Many in the binary options field don’t explain this aspect of trading binaries and most brokers don’t bother telling whole truth. So here’s the whole story without pulling any punches. For starters, no matter who you are trading with, regulated or not, the broker you choose will also be pricing the options as a market maker. It is important to note than when describing binary options brokers we are referring to the OTC (over the counter) market and not exchange traded binary options as those are rarely traded by retail traders if ever.
So when discussing binary options sold to you by a market maker, you know you need to be on your guard but not due to anything nefarious by the broker. Rather, a trader should always be alert as price differentials can occur. When a trader watches his trading screen he should also keep a screen open with neutral charts of executable prices. Although, as will be explained below, the 2 prices don’t have to be equal, they should be running in parallel.
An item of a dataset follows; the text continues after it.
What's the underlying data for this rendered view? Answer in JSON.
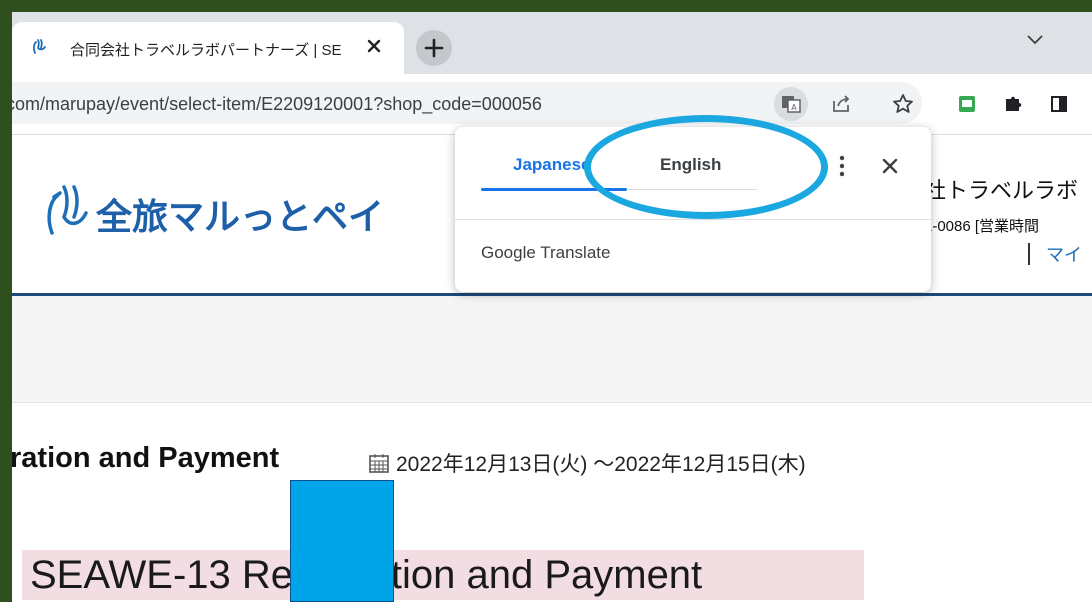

What this means is the if a trader sees that the EUR/USD is currently being offered for Up and Down options at the price of 1.31458 but a forex broker is offering a “middle price” for the same forex pair at 1.31454, the price at the binary broker is in fact 0.4 pips higher than currently available at the forex broker.
First lets dispel the misconceptions In this regard. There is no way to know where the middle price really is at the forex broker unless you are using am ECN and even then it’s difficult at best. The reason is that the middle price is derived and no quoted. So the binary broker is providing what it thinks is the middle price where in fact that price might actually be closer to the actual bid or ask quoted by your forex broker. Again, nothing is wrong with this on any level. The reason is that the binary broker is supplementing the actual underlying asset’s price with supply and demand as well as options’ “greeks”. So when you see a price, you are seeing 3 factors:
- The actual price in the market
- The supply and demand for that option as it relates to the broker’s own “book”
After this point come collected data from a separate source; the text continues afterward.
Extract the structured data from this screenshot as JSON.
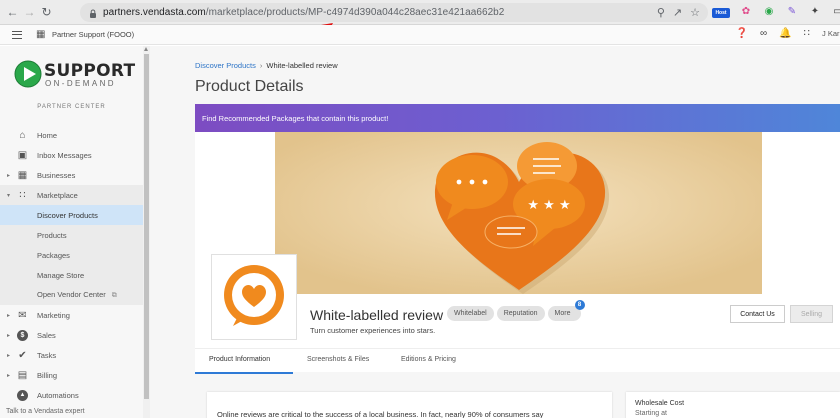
{
  "browser": {
    "url_host": "partners.vendasta.com",
    "url_path": "/marketplace/products/MP-c4974d390a044c28aec31e421aa662b2",
    "extensions": [
      "zoom-icon",
      "share-icon",
      "star-icon",
      "host-extension",
      "puzzle-extension",
      "green-extension",
      "pen-extension",
      "puzzle-icon",
      "sidepanel-icon"
    ],
    "host_label": "Host"
  },
  "topbar": {
    "org_name": "Partner Support (FOOO)",
    "user": "J Kar"
  },
  "sidebar": {
    "logo_word": "SUPPORT",
    "logo_sub": "ON-DEMAND",
    "partner_center": "PARTNER CENTER",
    "items": [
      {
        "label": "Home",
        "icon": "home-icon"
      },
      {
        "label": "Inbox Messages",
        "icon": "inbox-icon"
      },
      {
        "label": "Businesses",
        "icon": "building-icon"
      },
      {
        "label": "Marketplace",
        "icon": "grid-icon"
      },
      {
        "label": "Discover Products"
      },
      {
        "label": "Products"
      },
      {
        "label": "Packages"
      },
      {
        "label": "Manage Store"
      },
      {
        "label": "Open Vendor Center"
      },
      {
        "label": "Marketing",
        "icon": "mail-icon"
      },
      {
        "label": "Sales",
        "icon": "dollar-icon"
      },
      {
        "label": "Tasks",
        "icon": "check-circle-icon"
      },
      {
        "label": "Billing",
        "icon": "billing-icon"
      },
      {
        "label": "Automations",
        "icon": "automation-icon"
      }
    ],
    "footer": "Talk to a Vendasta expert"
  },
  "main": {
    "breadcrumb_link": "Discover Products",
    "breadcrumb_sep": "›",
    "breadcrumb_current": "White-labelled review",
    "title": "Product Details",
    "banner": "Find Recommended Packages that contain this product!",
    "product": {
      "name": "White-labelled review",
      "tags": [
        "Whitelabel",
        "Reputation",
        "More"
      ],
      "more_count": "8",
      "tagline": "Turn customer experiences into stars.",
      "contact_label": "Contact Us",
      "selling_label": "Selling"
    },
    "tabs": [
      "Product Information",
      "Screenshots & Files",
      "Editions & Pricing"
    ],
    "description": "Online reviews are critical to the success of a local business. In fact, nearly 90% of consumers say",
    "wholesale_title": "Wholesale Cost",
    "wholesale_sub": "Starting at"
  },
  "colors": {
    "accent_blue": "#2d74c7",
    "banner_start": "#7d4cc2",
    "banner_end": "#4f86d9",
    "brand_orange": "#f08a1e",
    "hero_bg": "#e8cf9f",
    "annotation_red": "#e01010"
  }
}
- The Greeks and more importantly the volatility factors
So these factors can cause obvious and sometimes less obvious differences between the price you see in a charting software or even your forex broker to what you see on screen. Does that mean you shouldn’t keep a charting package running parallel to your binary options trading screen? The answer is simply, absolutely not. You should always have another source of information running so you can compare and make sure that things are running close. If the difference is too big and you too want to trade in the direction of that differential, you will be severely disadvantaged trading. So either be willing to go with an option running the other way – or sit on the sidelines.
Expiries on the other hand are easier to contend with as they are guaranteed prices based 100% on what you see at your forex broker. So although there still might be slight differences, these are usually much harder to distinguish between and rarely cause any problems to the trader. At least this is the case with brokers using software that guarantees a bid-ask / 2 model.